Ein Hauptunterschied zu den älteren Versionen mit ihrem typischen Stand-alone-Ansatz, sind die vielfältigen Integrationsmöglichkeiten dieser neuen Bibliothekswerkzeuge. So werden bisher getrennt betriebene Elemente wie Integrierte Bibliothekssysteme (ILS), Open URL Resolver, E-Ressourcenverwaltung (ERMS) oder A-Z-Listen in einem einzigen, neuen Bibliotheksverwaltungssystem integriert und zusammengefasst. Der Vorteil dieses Ansatzes liegt in einer besseren Berichterstattung und effizienter Arbeitsprozesssteuerung. So können Aufträge, Rechnungen, Lizenzen, Zugangspunkte und Nutzungsstatistiken einheitlich und ohne Wechsel zu anderen Programmen abgerufen werden.

Ein weiterer Trend, entsprechend der allgemeinen Entwicklung in der Softwarebranche, ist die Möglichkeit zur Nutzung der Bibliotheksmanagementsysteme in der Cloud. Verschiedene Anbieter bieten nun für ihre Kunden die Nutzung ihrer Software auf Remote-Servern mittels SaaS-Modell (Software as a Service) an, indem sie über eine Schnittstelle mit Web-Browser auf die Software zugreifen können. Einige der hier vorgestellten Produkte wie Alma und WorldShare Management Services werden sogar ausschließlich nur als Cloud-Lösung angeboten. Vorbei sind auch die Zeiten, in denen Bibliotheken lange auf kleine Fehlerbehebungen durch die Anbieter warten mussten. Dank neuer Software-Entwicklungsmethoden werden regelmäßige und schnelle Software-Updates für die Bibliotheken bereitgestellt. In Kombination mit der Cloud sind so unterbrechungsfreie Programm-Aktualisierungen möglich. Dies allerdings mit dem Preis, dass die Informationseinrichtungen bis zu einem gewissen Grad die Kontrolle über die Software an den Anbieter abgeben müssen.
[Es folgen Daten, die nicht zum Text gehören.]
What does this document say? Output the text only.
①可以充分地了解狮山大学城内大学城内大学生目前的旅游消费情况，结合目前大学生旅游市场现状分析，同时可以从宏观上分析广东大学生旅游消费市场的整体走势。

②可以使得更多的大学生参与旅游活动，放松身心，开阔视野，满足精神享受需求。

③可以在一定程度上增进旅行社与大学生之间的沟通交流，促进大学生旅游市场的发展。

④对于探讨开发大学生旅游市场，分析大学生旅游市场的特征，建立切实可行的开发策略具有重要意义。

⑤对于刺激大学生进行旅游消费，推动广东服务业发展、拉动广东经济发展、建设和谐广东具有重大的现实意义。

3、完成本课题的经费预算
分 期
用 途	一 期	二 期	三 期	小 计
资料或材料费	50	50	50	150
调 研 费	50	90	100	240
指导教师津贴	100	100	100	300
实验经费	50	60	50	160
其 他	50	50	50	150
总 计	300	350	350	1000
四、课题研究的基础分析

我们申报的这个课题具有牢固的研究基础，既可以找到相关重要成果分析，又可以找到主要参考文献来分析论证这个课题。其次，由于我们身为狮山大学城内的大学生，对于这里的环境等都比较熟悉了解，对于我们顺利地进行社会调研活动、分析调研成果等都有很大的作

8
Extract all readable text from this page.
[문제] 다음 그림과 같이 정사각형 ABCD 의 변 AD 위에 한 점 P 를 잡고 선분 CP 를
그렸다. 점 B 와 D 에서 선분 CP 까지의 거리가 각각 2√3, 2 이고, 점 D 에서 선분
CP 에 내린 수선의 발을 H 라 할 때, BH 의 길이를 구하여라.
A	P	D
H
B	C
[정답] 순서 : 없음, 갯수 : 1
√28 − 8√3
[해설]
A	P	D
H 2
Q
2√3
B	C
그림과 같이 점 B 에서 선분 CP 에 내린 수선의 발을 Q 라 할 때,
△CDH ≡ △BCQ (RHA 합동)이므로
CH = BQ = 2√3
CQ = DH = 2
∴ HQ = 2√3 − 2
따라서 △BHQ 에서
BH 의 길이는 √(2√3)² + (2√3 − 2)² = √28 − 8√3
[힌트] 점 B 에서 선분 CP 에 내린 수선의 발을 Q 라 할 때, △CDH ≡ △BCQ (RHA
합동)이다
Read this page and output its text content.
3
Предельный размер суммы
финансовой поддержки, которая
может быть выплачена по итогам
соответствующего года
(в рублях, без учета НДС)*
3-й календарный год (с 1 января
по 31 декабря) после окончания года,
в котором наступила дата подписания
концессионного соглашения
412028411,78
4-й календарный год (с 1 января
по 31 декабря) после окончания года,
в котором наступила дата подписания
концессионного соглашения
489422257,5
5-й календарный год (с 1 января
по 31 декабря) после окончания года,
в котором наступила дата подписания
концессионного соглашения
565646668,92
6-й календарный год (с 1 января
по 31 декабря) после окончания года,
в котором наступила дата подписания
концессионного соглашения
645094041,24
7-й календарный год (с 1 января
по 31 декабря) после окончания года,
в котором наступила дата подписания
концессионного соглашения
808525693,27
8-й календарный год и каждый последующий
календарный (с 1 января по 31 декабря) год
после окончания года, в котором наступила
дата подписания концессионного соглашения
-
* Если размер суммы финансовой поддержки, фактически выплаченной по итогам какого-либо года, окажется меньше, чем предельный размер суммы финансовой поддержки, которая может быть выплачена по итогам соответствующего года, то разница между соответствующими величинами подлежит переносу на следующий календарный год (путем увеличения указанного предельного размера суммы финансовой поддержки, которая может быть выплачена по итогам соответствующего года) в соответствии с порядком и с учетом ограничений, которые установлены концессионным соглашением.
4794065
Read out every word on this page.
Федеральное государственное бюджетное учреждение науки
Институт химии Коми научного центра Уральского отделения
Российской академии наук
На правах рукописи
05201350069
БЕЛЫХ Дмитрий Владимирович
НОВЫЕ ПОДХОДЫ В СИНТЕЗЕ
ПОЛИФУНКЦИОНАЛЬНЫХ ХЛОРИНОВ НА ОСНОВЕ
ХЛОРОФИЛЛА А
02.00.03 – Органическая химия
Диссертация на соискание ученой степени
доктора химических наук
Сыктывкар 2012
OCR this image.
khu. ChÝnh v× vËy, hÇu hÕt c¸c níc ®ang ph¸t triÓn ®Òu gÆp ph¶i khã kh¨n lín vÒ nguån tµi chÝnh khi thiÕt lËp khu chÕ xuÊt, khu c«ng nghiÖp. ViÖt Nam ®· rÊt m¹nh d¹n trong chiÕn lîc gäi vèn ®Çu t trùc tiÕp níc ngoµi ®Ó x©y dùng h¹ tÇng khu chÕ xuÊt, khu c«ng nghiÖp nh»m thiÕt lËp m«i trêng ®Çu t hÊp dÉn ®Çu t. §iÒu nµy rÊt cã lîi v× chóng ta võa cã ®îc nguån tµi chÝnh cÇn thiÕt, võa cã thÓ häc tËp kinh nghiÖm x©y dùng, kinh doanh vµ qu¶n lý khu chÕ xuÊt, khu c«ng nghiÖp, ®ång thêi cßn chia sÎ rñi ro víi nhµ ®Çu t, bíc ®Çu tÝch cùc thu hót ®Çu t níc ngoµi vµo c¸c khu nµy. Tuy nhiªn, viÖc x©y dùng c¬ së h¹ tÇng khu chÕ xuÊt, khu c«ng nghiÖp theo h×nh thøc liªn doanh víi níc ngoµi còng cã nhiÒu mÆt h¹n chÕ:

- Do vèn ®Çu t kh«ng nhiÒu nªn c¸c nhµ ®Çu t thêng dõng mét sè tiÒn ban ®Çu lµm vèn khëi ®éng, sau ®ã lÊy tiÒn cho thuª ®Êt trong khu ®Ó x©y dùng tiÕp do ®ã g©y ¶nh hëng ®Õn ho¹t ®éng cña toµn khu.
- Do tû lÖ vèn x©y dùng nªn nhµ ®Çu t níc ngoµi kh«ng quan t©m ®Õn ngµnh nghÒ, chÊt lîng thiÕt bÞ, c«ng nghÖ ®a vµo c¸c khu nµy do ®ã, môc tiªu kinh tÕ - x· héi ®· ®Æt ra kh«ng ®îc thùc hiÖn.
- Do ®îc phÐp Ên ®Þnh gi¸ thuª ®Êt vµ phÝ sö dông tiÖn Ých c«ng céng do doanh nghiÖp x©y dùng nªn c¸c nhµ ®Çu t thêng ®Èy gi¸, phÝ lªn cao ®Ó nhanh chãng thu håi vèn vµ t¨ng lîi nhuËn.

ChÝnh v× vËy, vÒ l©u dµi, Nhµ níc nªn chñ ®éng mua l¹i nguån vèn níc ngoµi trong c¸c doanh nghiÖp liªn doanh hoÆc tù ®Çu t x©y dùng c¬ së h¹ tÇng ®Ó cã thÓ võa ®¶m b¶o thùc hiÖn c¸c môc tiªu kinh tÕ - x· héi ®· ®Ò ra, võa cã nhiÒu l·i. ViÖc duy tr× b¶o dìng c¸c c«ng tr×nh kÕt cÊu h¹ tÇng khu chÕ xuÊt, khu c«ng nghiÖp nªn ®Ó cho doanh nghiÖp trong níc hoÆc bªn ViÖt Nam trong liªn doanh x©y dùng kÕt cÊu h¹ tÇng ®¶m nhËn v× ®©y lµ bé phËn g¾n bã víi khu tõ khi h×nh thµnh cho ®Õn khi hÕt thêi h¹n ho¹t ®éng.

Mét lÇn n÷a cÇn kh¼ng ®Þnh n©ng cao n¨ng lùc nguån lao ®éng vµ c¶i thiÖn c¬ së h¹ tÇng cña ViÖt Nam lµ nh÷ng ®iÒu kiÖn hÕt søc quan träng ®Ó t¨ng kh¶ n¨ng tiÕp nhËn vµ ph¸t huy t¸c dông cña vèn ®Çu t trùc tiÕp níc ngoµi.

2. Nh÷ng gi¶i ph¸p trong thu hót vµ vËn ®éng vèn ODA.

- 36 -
Ein kommender, neuer Technologie-Trend ist auch die Möglichkeit für die Bibliotheken, ihre Daten und Anwendungen über verschiedene Plattformen hinweg zu teilen. Zudem werden von den Anbietern auch Programmierschnittstellen angeboten, womit die Bibliotheken auch die Möglichkeit zur Entwicklung eigener Anwendungen haben.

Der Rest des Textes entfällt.